Darius typed furiously on his computer. “Here’s a list of all industrial properties within a five-mile radius of the flight paths of SeaTac. I’ve filtered out buildings that appear to be currently in use. Using that criteria, I’ve got fourteen properties on the list.”

We eliminated several of them right away, but on the eighth one, we stopped, and the room grew quiet.

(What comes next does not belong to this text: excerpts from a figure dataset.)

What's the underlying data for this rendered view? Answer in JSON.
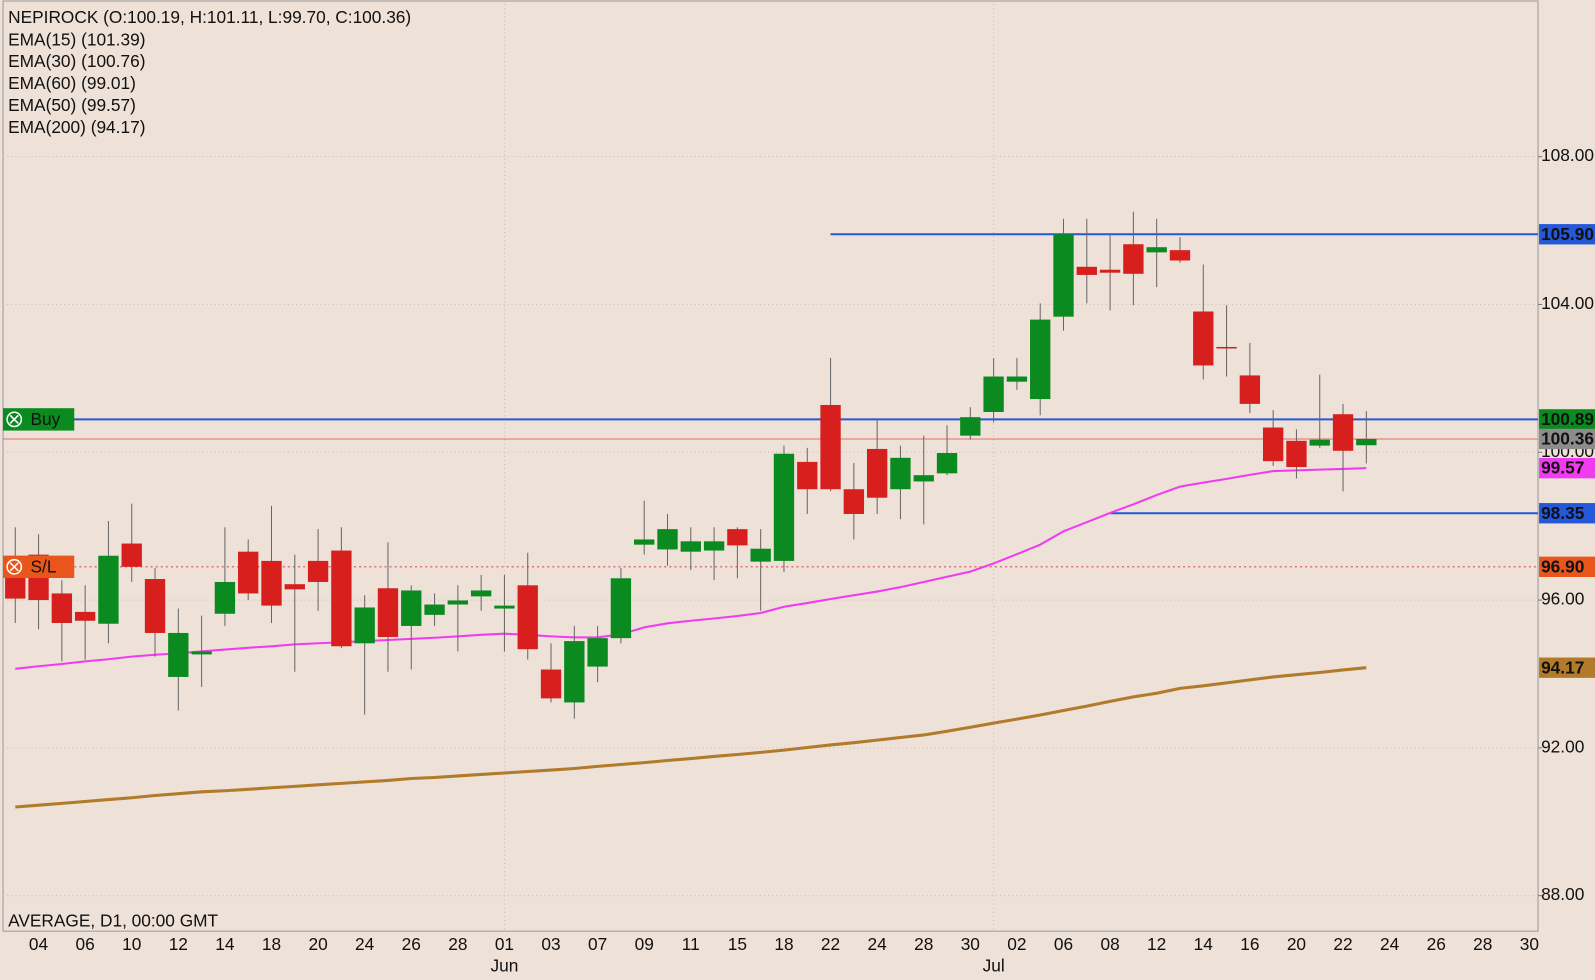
{
  "chart_data": {
    "type": "candlestick",
    "title": "NEPIROCK (O:100.19, H:101.11, L:99.70, C:100.36)",
    "indicators": [
      "EMA(15) (101.39)",
      "EMA(30) (100.76)",
      "EMA(60) (99.01)",
      "EMA(50) (99.57)",
      "EMA(200) (94.17)"
    ],
    "footer": "AVERAGE, D1, 00:00 GMT",
    "categories": [
      null,
      "04",
      null,
      "06",
      null,
      "10",
      null,
      "12",
      null,
      "14",
      null,
      "18",
      null,
      "20",
      null,
      "24",
      null,
      "26",
      null,
      "28",
      null,
      "01",
      null,
      "03",
      null,
      "07",
      null,
      "09",
      null,
      "11",
      null,
      "15",
      null,
      "18",
      null,
      "22",
      null,
      "24",
      null,
      "28",
      null,
      "30",
      null,
      "02",
      null,
      "06",
      null,
      "08",
      null,
      "12",
      null,
      "14",
      null,
      "16",
      null,
      "20",
      null,
      "22",
      null,
      "24",
      null,
      "26",
      null,
      "28",
      null,
      "30"
    ],
    "months": [
      {
        "label": "Jun",
        "index": 21
      },
      {
        "label": "Jul",
        "index": 42
      }
    ],
    "open": [
      97.14,
      97.23,
      96.18,
      95.68,
      95.36,
      97.53,
      96.57,
      93.92,
      94.53,
      95.63,
      97.31,
      97.06,
      96.43,
      97.06,
      97.34,
      94.83,
      96.32,
      95.3,
      95.6,
      95.88,
      96.1,
      95.77,
      96.4,
      94.12,
      93.23,
      94.2,
      94.97,
      97.5,
      97.37,
      97.31,
      97.34,
      97.92,
      97.04,
      97.06,
      99.74,
      101.28,
      99.0,
      100.09,
      99.0,
      99.21,
      99.43,
      100.45,
      101.09,
      101.91,
      101.44,
      103.67,
      105.02,
      104.94,
      105.63,
      105.41,
      105.47,
      103.81,
      102.85,
      102.08,
      100.67,
      100.31,
      100.18,
      101.03,
      100.19,
      null,
      null,
      null,
      null,
      null,
      null,
      null
    ],
    "high": [
      97.97,
      97.78,
      96.54,
      96.4,
      98.14,
      98.61,
      96.87,
      95.77,
      95.58,
      97.97,
      97.64,
      98.55,
      97.23,
      97.92,
      97.97,
      96.13,
      97.56,
      96.4,
      96.18,
      96.4,
      96.68,
      96.68,
      97.28,
      94.83,
      95.3,
      95.3,
      96.87,
      98.69,
      98.33,
      97.97,
      97.97,
      97.97,
      97.92,
      100.18,
      100.12,
      102.55,
      99.71,
      100.86,
      100.18,
      100.45,
      100.73,
      101.22,
      102.55,
      102.55,
      104.03,
      106.32,
      106.32,
      105.91,
      106.51,
      106.32,
      105.82,
      105.08,
      103.98,
      102.96,
      101.14,
      100.62,
      102.1,
      101.31,
      101.11,
      null,
      null,
      null,
      null,
      null,
      null,
      null
    ],
    "low": [
      95.38,
      95.21,
      94.34,
      94.39,
      94.83,
      96.49,
      94.47,
      93.01,
      93.65,
      95.3,
      96.0,
      95.38,
      94.06,
      95.71,
      94.7,
      92.9,
      94.06,
      94.12,
      95.3,
      94.61,
      95.71,
      94.61,
      94.39,
      93.23,
      92.79,
      93.78,
      94.83,
      97.23,
      96.93,
      96.81,
      96.54,
      96.59,
      95.71,
      96.76,
      98.33,
      98.95,
      97.64,
      98.33,
      98.19,
      98.05,
      99.38,
      100.34,
      100.81,
      101.69,
      101.0,
      103.29,
      104.03,
      103.84,
      103.98,
      104.47,
      105.13,
      101.97,
      102.05,
      101.06,
      99.63,
      99.29,
      100.12,
      98.94,
      99.7,
      null,
      null,
      null,
      null,
      null,
      null,
      null
    ],
    "close": [
      96.04,
      96.0,
      95.38,
      95.44,
      97.2,
      96.9,
      95.11,
      95.11,
      94.61,
      96.49,
      96.18,
      95.85,
      96.29,
      96.49,
      94.75,
      95.8,
      95.0,
      96.26,
      95.88,
      95.99,
      96.26,
      95.85,
      94.67,
      93.34,
      94.89,
      94.97,
      96.59,
      97.64,
      97.92,
      97.59,
      97.59,
      97.48,
      97.39,
      99.96,
      99.0,
      99.0,
      98.33,
      98.77,
      99.85,
      99.38,
      99.98,
      100.95,
      102.05,
      102.05,
      103.59,
      105.9,
      104.8,
      104.86,
      104.83,
      105.55,
      105.19,
      102.35,
      102.82,
      101.31,
      99.76,
      99.6,
      100.34,
      100.04,
      100.36,
      null,
      null,
      null,
      null,
      null,
      null,
      null
    ],
    "up_color": "#0b8a1f",
    "down_color": "#d7201e",
    "series": [
      {
        "color": "#f03cf0",
        "last_label": "99.57",
        "values": [
          94.14,
          94.21,
          94.27,
          94.34,
          94.4,
          94.47,
          94.52,
          94.56,
          94.61,
          94.66,
          94.71,
          94.75,
          94.8,
          94.83,
          94.86,
          94.89,
          94.92,
          94.95,
          94.98,
          95.02,
          95.06,
          95.09,
          95.06,
          95.02,
          94.99,
          94.99,
          95.07,
          95.26,
          95.37,
          95.44,
          95.5,
          95.57,
          95.65,
          95.82,
          95.92,
          96.03,
          96.13,
          96.23,
          96.35,
          96.49,
          96.63,
          96.77,
          96.99,
          97.24,
          97.5,
          97.86,
          98.11,
          98.36,
          98.59,
          98.84,
          99.07,
          99.18,
          99.28,
          99.39,
          99.49,
          99.51,
          99.53,
          99.55,
          99.57,
          null,
          null,
          null,
          null,
          null,
          null,
          null
        ]
      },
      {
        "color": "#b27b2a",
        "last_label": "94.17",
        "values": [
          90.4,
          90.45,
          90.5,
          90.55,
          90.6,
          90.65,
          90.71,
          90.76,
          90.81,
          90.84,
          90.88,
          90.92,
          90.96,
          91.0,
          91.04,
          91.08,
          91.12,
          91.17,
          91.2,
          91.24,
          91.28,
          91.32,
          91.36,
          91.4,
          91.44,
          91.5,
          91.55,
          91.6,
          91.66,
          91.71,
          91.77,
          91.82,
          91.88,
          91.94,
          92.01,
          92.08,
          92.14,
          92.21,
          92.28,
          92.35,
          92.45,
          92.56,
          92.67,
          92.78,
          92.89,
          93.01,
          93.13,
          93.26,
          93.38,
          93.48,
          93.61,
          93.68,
          93.76,
          93.84,
          93.92,
          93.98,
          94.04,
          94.11,
          94.17,
          null,
          null,
          null,
          null,
          null,
          null,
          null
        ]
      }
    ],
    "ylim": [
      87.04,
      112.24
    ],
    "yticks": [
      {
        "value": 88,
        "label": "88.00"
      },
      {
        "value": 92,
        "label": "92.00"
      },
      {
        "value": 96,
        "label": "96.00"
      },
      {
        "value": 100,
        "label": "100.00"
      },
      {
        "value": 104,
        "label": "104.00"
      },
      {
        "value": 108,
        "label": "108.00"
      }
    ],
    "levels": [
      {
        "value": 105.9,
        "label": "105.90",
        "color": "#2458d8",
        "label_color": "#2458d8",
        "style": "solid",
        "from": 35
      },
      {
        "value": 100.89,
        "label": "100.89",
        "color": "#2458d8",
        "label_color": "#0b8a1f",
        "style": "solid",
        "from": 0,
        "button": "Buy"
      },
      {
        "value": 100.36,
        "label": "100.36",
        "color": "#e86a6a",
        "label_color": "#8c8c8c",
        "style": "thin",
        "from": 0
      },
      {
        "value": 98.35,
        "label": "98.35",
        "color": "#2458d8",
        "label_color": "#2458d8",
        "style": "solid",
        "from": 47
      },
      {
        "value": 96.9,
        "label": "96.90",
        "color": "#e05050",
        "label_color": "#e8561c",
        "style": "dotted",
        "from": 0,
        "button": "S/L"
      }
    ]
  }
}
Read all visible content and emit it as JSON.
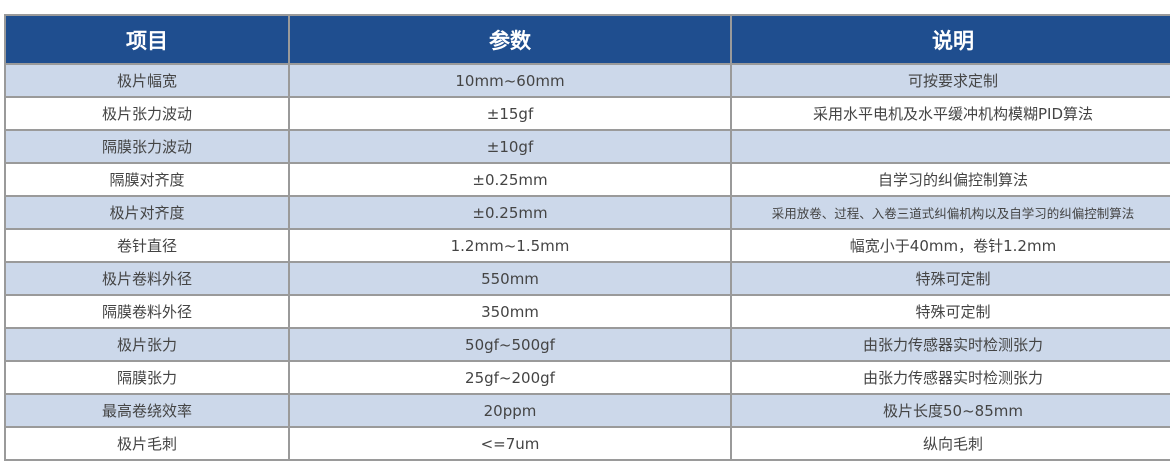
{
  "table": {
    "headers": [
      "项目",
      "参数",
      "说明"
    ],
    "rows": [
      [
        "极片幅宽",
        "10mm~60mm",
        "可按要求定制"
      ],
      [
        "极片张力波动",
        "±15gf",
        "采用水平电机及水平缓冲机构模糊PID算法"
      ],
      [
        "隔膜张力波动",
        "±10gf",
        ""
      ],
      [
        "隔膜对齐度",
        "±0.25mm",
        "自学习的纠偏控制算法"
      ],
      [
        "极片对齐度",
        "±0.25mm",
        "采用放卷、过程、入卷三道式纠偏机构以及自学习的纠偏控制算法"
      ],
      [
        "卷针直径",
        "1.2mm~1.5mm",
        "幅宽小于40mm，卷针1.2mm"
      ],
      [
        "极片卷料外径",
        "550mm",
        "特殊可定制"
      ],
      [
        "隔膜卷料外径",
        "350mm",
        "特殊可定制"
      ],
      [
        "极片张力",
        "50gf~500gf",
        "由张力传感器实时检测张力"
      ],
      [
        "隔膜张力",
        "25gf~200gf",
        "由张力传感器实时检测张力"
      ],
      [
        "最高卷绕效率",
        "20ppm",
        "极片长度50~85mm"
      ],
      [
        "极片毛刺",
        "<=7um",
        "纵向毛刺"
      ]
    ]
  },
  "colors": {
    "header_bg": "#1f4e8f",
    "row_alt_bg": "#ccd8ea",
    "border": "#9a9a9a"
  }
}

“It’s high enough,” Mick said. “And old enough looking.”

“Helmsworth Fencing,” Darius said, throwing the image up on the big screen. “That fits, with the razor wire.”

I stared at the dingy old buildings, trying to calm down the frantic buzz of excitement in my chest. My heart seemed to be thinking I was going to find my brother. As if those assholes would send us an embossed invitation to rescue him. It could never be so easy. Never. This was a baited trap. One they knew we could not resist.

Mange your fucking expectations, Masters.That was my brain talking.

I glanced at Kat. She didn’t like this. Them, dangling bait, and us jumping for it, because that was what brokenhearted people were wired up to do.

“Don’t fall for it,” she said to me softly. “You’re smarter than this.”

That stung, and I lashed back. “You’re saying if someone sent you a video like that, with one of your sisters in it, still alive, that you’d be too damn careful and smart to check it out?”